To solve for the magnitude of the acceleration, a, we need to consider the forces acting on the block in the horizontal direction. The horizontal forces acting on the block are the applied force, F1cosθ, and the force of kinetic friction, fk.

Using Newton's second law in the horizontal direction:

F1cosθ - fk = ma

The force of kinetic friction, fk, can be calculated using the equation fk = μk * FN, where μk is the coefficient of kinetic friction.

Given:
F1 = 85 N
θ = 30°
m = 2.1 kg
μk = 0.2
FN = 21.92 N (from previous calculation)

We can plug in the known values and solve for a:

F1cosθ - μk * FN = ma
85cos(30°) - 0.2 * 21.92 = 2.1a
85 * 0.866 - 0.2 * 21.92 = 2.1a
73.61 - 4.384 = 2.1a
69.226 = 2.1a
a ≈ 32.94 m/s^2

Therefore, the magnitude of the acceleration of the block is approximately 32.94 m/s^2.

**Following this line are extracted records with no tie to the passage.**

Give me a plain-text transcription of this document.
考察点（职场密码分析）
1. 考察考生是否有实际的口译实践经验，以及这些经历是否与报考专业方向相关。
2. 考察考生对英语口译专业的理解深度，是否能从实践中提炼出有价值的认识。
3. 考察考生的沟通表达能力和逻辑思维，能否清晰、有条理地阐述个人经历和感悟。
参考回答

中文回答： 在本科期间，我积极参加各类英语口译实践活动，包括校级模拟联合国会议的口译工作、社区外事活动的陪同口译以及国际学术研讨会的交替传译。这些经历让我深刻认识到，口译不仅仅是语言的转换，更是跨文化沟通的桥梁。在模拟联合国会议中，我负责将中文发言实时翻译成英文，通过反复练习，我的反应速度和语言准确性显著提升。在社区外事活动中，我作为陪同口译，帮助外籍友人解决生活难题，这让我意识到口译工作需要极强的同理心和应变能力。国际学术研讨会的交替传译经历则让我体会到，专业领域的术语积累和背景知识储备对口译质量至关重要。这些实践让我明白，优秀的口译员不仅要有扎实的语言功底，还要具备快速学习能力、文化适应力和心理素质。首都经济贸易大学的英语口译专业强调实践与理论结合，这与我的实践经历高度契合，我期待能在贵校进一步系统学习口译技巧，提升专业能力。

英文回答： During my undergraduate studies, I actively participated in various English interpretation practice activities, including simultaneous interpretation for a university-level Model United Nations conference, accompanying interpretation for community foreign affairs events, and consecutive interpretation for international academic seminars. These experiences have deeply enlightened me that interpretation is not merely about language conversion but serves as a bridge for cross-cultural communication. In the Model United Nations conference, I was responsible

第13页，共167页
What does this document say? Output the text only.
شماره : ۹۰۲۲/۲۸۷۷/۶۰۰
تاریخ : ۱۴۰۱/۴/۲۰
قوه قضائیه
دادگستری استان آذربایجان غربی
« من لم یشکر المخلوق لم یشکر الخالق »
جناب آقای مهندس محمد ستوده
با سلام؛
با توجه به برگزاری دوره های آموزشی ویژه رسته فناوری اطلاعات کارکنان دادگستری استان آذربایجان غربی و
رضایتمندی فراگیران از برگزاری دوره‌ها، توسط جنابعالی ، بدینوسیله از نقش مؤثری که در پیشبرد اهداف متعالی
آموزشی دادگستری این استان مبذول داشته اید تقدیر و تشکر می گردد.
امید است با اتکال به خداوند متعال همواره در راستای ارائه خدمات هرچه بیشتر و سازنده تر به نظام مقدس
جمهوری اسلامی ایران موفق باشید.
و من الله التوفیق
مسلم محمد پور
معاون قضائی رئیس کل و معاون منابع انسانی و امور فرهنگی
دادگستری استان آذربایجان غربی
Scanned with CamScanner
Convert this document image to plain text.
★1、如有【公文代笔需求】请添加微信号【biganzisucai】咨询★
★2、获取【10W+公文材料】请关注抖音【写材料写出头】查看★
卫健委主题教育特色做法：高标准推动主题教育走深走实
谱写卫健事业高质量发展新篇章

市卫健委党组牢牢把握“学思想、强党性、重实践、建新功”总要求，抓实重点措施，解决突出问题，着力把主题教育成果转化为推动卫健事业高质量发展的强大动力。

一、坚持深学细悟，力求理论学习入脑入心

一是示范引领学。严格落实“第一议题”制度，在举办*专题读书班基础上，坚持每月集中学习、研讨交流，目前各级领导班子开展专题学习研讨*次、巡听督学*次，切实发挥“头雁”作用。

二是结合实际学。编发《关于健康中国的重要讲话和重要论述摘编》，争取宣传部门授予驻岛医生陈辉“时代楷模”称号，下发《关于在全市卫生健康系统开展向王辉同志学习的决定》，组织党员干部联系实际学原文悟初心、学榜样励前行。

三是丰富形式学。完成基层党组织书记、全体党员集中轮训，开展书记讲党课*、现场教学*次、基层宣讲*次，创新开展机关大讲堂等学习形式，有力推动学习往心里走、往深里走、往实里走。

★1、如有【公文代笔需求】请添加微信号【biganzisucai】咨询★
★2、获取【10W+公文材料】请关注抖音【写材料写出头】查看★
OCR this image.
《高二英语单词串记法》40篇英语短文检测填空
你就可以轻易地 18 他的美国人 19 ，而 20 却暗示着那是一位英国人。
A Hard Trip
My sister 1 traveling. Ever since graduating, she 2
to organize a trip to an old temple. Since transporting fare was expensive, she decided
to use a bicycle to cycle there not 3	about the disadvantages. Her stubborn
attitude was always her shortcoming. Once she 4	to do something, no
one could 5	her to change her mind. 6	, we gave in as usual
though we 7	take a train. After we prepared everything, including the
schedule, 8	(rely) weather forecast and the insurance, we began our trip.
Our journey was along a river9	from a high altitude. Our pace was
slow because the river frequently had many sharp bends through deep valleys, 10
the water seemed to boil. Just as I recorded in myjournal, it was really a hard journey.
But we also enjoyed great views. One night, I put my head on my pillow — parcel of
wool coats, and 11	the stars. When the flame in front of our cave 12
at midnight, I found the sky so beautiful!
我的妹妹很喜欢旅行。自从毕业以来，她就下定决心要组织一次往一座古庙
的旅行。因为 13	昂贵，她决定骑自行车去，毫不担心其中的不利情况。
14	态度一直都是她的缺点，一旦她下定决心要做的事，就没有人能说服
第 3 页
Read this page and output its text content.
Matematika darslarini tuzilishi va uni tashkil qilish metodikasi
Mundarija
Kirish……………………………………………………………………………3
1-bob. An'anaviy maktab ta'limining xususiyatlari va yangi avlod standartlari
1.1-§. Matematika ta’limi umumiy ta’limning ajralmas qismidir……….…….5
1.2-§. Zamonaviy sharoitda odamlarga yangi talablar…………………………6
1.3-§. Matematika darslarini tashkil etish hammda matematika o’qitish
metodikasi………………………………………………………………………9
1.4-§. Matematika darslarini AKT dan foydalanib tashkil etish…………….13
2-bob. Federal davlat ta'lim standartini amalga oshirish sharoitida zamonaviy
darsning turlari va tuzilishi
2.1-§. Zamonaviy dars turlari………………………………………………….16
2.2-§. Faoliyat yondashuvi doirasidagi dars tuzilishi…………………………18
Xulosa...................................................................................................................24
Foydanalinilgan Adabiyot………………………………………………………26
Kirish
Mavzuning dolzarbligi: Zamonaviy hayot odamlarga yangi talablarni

To solve for the magnitude of the normal force (FN) and the magnitude of acceleration (a), we can apply Newton's second law, which states that the net force acting on an object is equal to the mass of the object multiplied by its acceleration (Fnet = ma).

Let's start with finding the normal force (FN) using the given information and the angle θ = 30°.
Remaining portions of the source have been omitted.